Las nueve autopistas de peaje que quebraron en cascada en 2012 pertenecen ya al Estado. Pero no están rescatadas aún como tal: aunque la titularidad de todas ellas recae sobre la empresa pública Seittsa y Fomento toma decisiones –como reducir el precio de los peajes un 30% o hacer las autopistas totalmente gratis de noche-, el Gobierno aún no ha abonado a los acreedores de las carreteras el importe por la Responsabilidad Patrimonial de la Administración (RPA), la factura que todos los ciudadanos pagarán por las nueve.

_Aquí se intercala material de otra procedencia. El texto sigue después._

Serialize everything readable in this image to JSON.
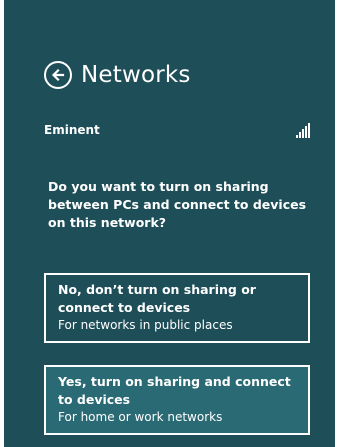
{
  "header": {
    "back_icon": "back-arrow-circle-icon",
    "title": "Networks"
  },
  "network": {
    "name": "Eminent",
    "signal_icon": "signal-strength-icon",
    "signal_bars": 5
  },
  "prompt": {
    "question": "Do you want to turn on sharing between PCs and connect to devices on this network?"
  },
  "options": [
    {
      "title": "No, don’t turn on sharing or connect to devices",
      "subtitle": "For networks in public places"
    },
    {
      "title": "Yes, turn on sharing and connect to devices",
      "subtitle": "For home or work networks"
    }
  ],
  "colors": {
    "panel_background": "#1e4e58",
    "selected_option": "#2a6a74",
    "text": "#ffffff"
  }
}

La RPA es ineludible porque es una cláusula contenida en los contratos firmados en la etapa de ministro de Francisco Álvarez-Cascos, a pesar de que en julio de 2013 la entonces ministra Ana Pastor declarara que el rescate no iba a “costar cero euros” a los “españoles”.

En los menos de nueve meses que ha durado el Gobierno de Pedro Sánchez, el titular de Fomento, José Luis Ábalos, ha tratado sutilmente de rebajar esa factura. Y en esas anda su ministerio: mientras que los fondos buitre acreedores de la infraestructura reclaman casi 5.000 millones de euros, Ábalos de momento reconoce provisionalmente 2.000 millones. Son 200 millones más de lo que reconocía el anterior Ejecutivo del PP (1.800), con Íñigo de la Serna al frente de Fomento. Pero es que además el ministerio impulsa un “expediente de interpretación de contrato”, por el cual el Estado pretende recalcular a la baja el rescate.

Ábalos reconoce 2.000 millones y los fondos piden casi 5.000

Así lo confirman fuentes del sector privado y público. Los fondos acreedores empezaron a comprar masivamente deuda de los peajes quebrados a partir de 2016 mediante agresivas quitas. Al principio la deuda estaba en manos de la gran banca nacional y extranjera, como Santander, BBVA, Caixabank, Banco Popular, Banco Sabadell, Bankia, Bank of Tokyo-Mitsubishi, Société Générale, Royal Bank of Scotland, Natixis, Deutsche IndustrieBank o ING. Prácticamente todas estas entidades han vendido su participación a fondos desconocidos como Blue Mountain Capital, Neuberger Berman, King Street o Taconic. Y ahora estos fondos han presentado recientemente alegaciones contra el expediente de interpretación de contrato.

Dicho expediente contiene, en palabras de conocedores de los entresijos, “diferencias de criterio en la amortización”. O resta “los importes de las inversiones” que se han auditado por el mantenimiento y la conservación de las carreteras. No establece un importe concreto pero pretende restar cargas económicas. Incluso aquí no hay consenso sobre cuál es el importe de referencia: representantes de los fondos apuntan a los 4.500 millones de euros mientras que fuentes del Ejecutivo sugieren que se empezará a restar a partir de los 2.000 millones de euros reconocidos por Fomento.

También han alegado los administradores concursales o los avalistas

No solo los fondos de inversión han presentado alegaciones: también están los administradores concursales o los avalistas, además de las grandes concesionarias  que tienen difícil cobrar parte del rescate a tenor de las cláusulas firmadas en su día. Las nueve autopistas de peaje que quebraron en 2012 (Abertis, Golbalvía, ACS, Sacyr…) son las radiales madrileñas 2, 3, 4 y 5 , la M-12 Eje Aeropuerto de Barajas, la AP-41 (Madrid-Toledo), la AP-36, la Circunvalación de Alicante (Ciralsa), y la Cartagena-Vera.

Tras estudiar la propuesta de los fondos en el periodo de alegaciones, el siguiente paso es dar una nueva audiencia a las partes interesadas. El informe con las conclusiones finales pasará a estar auditado por el Consejo de Estado, y de ahí se enviará al Consejo de Ministros, que tendrá que aprobarlo. Una vez dado este último paso Fomento podrá recalcular una nueva factura, si finalmente existen discrepancias contables. Fuentes gubernamentales hablan de dar más “transparencia” y “seguridad jurídica” al proceso. Es muy probable que no concluya antes de las elecciones del 28 de abril.

El recálculo se efectuará tras el visto bueno del Consejo de Ministros

La idea del anterior equipo ministerial era volver a privatizar la explotación y mantenimiento de las autopistas una vez resueltos los contratos en favor de Seittsa. Las nueve autopistas se licitarían en dos lotes (Madrid y Levante) y De la Serna incluso llegó a anunciar ingresos de 1.000 millones de euros por la licitación. Al llegar Ábalos al ministerio criticó que los pliegos de los contratos no existían y que esa estimación económica era irreal. Por lo pronto, los nueve peajes seguirán siendo públicos tras el rescate.